An article in Haaretz (“Israeli Jew turned Catholic priest named head of papal court”) describes one David Maria Jaeger who “converted” from Judaism to Catholicism and will now become a member of the highest court in the Vatican. The word ‘converted’ is in quotes because it’s apparent that Jaeger has in no sense ceased being a Jew. Jaeger was born in Tel Aviv and had a Jewish religious education before assuming his high position in the Church.
[A prominent Israeli professor comments:] “He is a special man. … He’s told me about his deep ties to Israel. We didn’t delve deeply into the reasons for his Christianity. He only gave hints.”
When Jaeger was asked yesterday whether he feels Israeli, he replied, “at least as much as you do,” adding, “I’m just like any Israeli citizen who works for an international organization situated outside the country – just like there are Israelis at the International Monetary Fund in Washington, the UN in New York or UNESCO in Paris. I am in a supra-national international body, that’s the only the difference.”
“I’m a loyal and patriotic son of our people and our country,” he said. “After all, that was the whole point of the Jewish people’s emancipation in the 19th century, that we would become a nation, not a religious minority among gentiles. A person can live according to his conscience, he can not believe in any religious faith or believe in one rather than another, all according to his own intellectual conscience.”
It is stunning that a very prominent Catholic has a deep Jewish identity and thinks of the Church as just another non-governmental international organization. The ceremony for his ascendancy in Rome will be attended by his sister Leah, an Israeli citizen, bringing a sculpture by Menashe Kadishman, a famous Israeli sculptor. He served as legal adviser to the delegation that negotiated the Vatican’s Fundamental Agreement with Israel–sort of like having Dennis Ross negotiate with the Israelis on behalf of the U.S.
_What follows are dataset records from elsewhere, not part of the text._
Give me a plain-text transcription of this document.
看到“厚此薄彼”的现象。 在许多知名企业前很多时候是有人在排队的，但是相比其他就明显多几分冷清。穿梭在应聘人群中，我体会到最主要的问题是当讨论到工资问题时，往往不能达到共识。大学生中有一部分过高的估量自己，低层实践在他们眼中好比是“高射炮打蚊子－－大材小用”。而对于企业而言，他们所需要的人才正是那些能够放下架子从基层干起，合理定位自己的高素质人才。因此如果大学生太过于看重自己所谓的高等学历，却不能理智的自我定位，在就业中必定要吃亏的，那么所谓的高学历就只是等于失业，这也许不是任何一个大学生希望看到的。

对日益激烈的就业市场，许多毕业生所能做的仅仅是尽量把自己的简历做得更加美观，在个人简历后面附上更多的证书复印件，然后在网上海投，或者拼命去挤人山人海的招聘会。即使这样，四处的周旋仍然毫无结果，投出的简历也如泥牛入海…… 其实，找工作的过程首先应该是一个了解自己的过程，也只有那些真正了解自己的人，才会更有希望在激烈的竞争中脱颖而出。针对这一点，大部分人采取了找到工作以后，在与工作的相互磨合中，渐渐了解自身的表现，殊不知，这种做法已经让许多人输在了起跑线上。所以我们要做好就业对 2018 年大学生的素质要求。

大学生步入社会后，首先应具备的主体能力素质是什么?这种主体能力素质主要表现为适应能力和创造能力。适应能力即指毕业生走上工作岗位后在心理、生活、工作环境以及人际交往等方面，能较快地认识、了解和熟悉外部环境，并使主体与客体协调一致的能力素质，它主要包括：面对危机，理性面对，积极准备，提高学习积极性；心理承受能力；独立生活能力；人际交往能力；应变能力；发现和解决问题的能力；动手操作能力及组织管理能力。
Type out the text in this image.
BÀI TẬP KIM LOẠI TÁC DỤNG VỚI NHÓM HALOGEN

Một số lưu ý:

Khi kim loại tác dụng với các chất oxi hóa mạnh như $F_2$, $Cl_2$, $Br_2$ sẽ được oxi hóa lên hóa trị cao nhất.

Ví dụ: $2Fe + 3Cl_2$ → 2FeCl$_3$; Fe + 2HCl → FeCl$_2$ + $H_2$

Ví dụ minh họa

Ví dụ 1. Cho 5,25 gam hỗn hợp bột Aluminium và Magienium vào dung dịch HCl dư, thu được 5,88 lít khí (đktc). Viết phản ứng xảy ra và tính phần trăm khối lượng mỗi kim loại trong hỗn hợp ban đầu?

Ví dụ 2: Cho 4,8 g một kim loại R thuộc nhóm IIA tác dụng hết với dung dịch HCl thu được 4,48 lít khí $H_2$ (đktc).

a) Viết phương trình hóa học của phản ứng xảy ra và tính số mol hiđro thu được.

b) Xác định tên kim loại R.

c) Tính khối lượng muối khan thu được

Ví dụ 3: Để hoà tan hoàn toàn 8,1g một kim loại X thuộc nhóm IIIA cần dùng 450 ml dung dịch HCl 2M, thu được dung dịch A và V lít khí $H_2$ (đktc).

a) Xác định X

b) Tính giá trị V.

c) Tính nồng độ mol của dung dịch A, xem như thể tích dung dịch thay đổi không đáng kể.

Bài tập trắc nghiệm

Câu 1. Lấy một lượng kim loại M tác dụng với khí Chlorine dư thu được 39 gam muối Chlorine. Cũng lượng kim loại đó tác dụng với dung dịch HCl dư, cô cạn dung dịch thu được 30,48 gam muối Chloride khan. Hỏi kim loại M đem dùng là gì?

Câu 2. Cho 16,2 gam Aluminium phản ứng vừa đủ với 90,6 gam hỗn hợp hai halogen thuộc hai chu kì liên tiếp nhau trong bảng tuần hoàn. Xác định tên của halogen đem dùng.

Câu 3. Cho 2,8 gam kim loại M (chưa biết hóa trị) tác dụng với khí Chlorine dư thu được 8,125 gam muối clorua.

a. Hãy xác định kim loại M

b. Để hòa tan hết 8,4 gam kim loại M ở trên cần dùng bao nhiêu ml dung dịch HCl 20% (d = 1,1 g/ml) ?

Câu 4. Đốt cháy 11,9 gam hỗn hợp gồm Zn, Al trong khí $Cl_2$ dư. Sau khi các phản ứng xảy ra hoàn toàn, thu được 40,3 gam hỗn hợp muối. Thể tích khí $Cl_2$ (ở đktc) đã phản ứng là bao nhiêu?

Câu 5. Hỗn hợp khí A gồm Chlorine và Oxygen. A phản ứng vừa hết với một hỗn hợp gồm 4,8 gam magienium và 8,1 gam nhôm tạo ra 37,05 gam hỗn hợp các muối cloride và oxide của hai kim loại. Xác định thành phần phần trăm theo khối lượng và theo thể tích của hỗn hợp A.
Beginning in the 15th century in Spain, people like Jaeger were called Conversos or Marranos (pigs)—Jews who had the appearance but not the reality of having converted to Catholicism. The Inquisition was designed to ferret such people out and subject them to penalties. Indeed, a major problem in the eyes of the Inquisition was that the Church itself had been infiltrated by Jews pretending to be Catholics (see here, p. 118; I deal with Jewish apologia on the Inquisition, including denials that crypto-Jews had infiltrated the Catholic Church here, p227ff).
During the centuries of the Inquisition, the Church acted as if it was much more than an international NGO. It was a community of faith where ethnic networking on behalf of non-believers was the ultimate betrayal. In the contemporary world, crypto-Judaism in the Church results in high office and, who knows, perhaps election as the next pope. (Jaeger is so upfront about identifying as a Jew that perhaps calling him a crypto-Jew is inaccurate. Making statements like Jaeger’s could only have been a death wish during the period of the Inquisition.) Whatever the past successes of the Church in defense of our people, the appointment of a strongly identified Jew to a position in the Church hierarchy is certainly a bad sign indeed of the state of Catholicism in the contemporary world.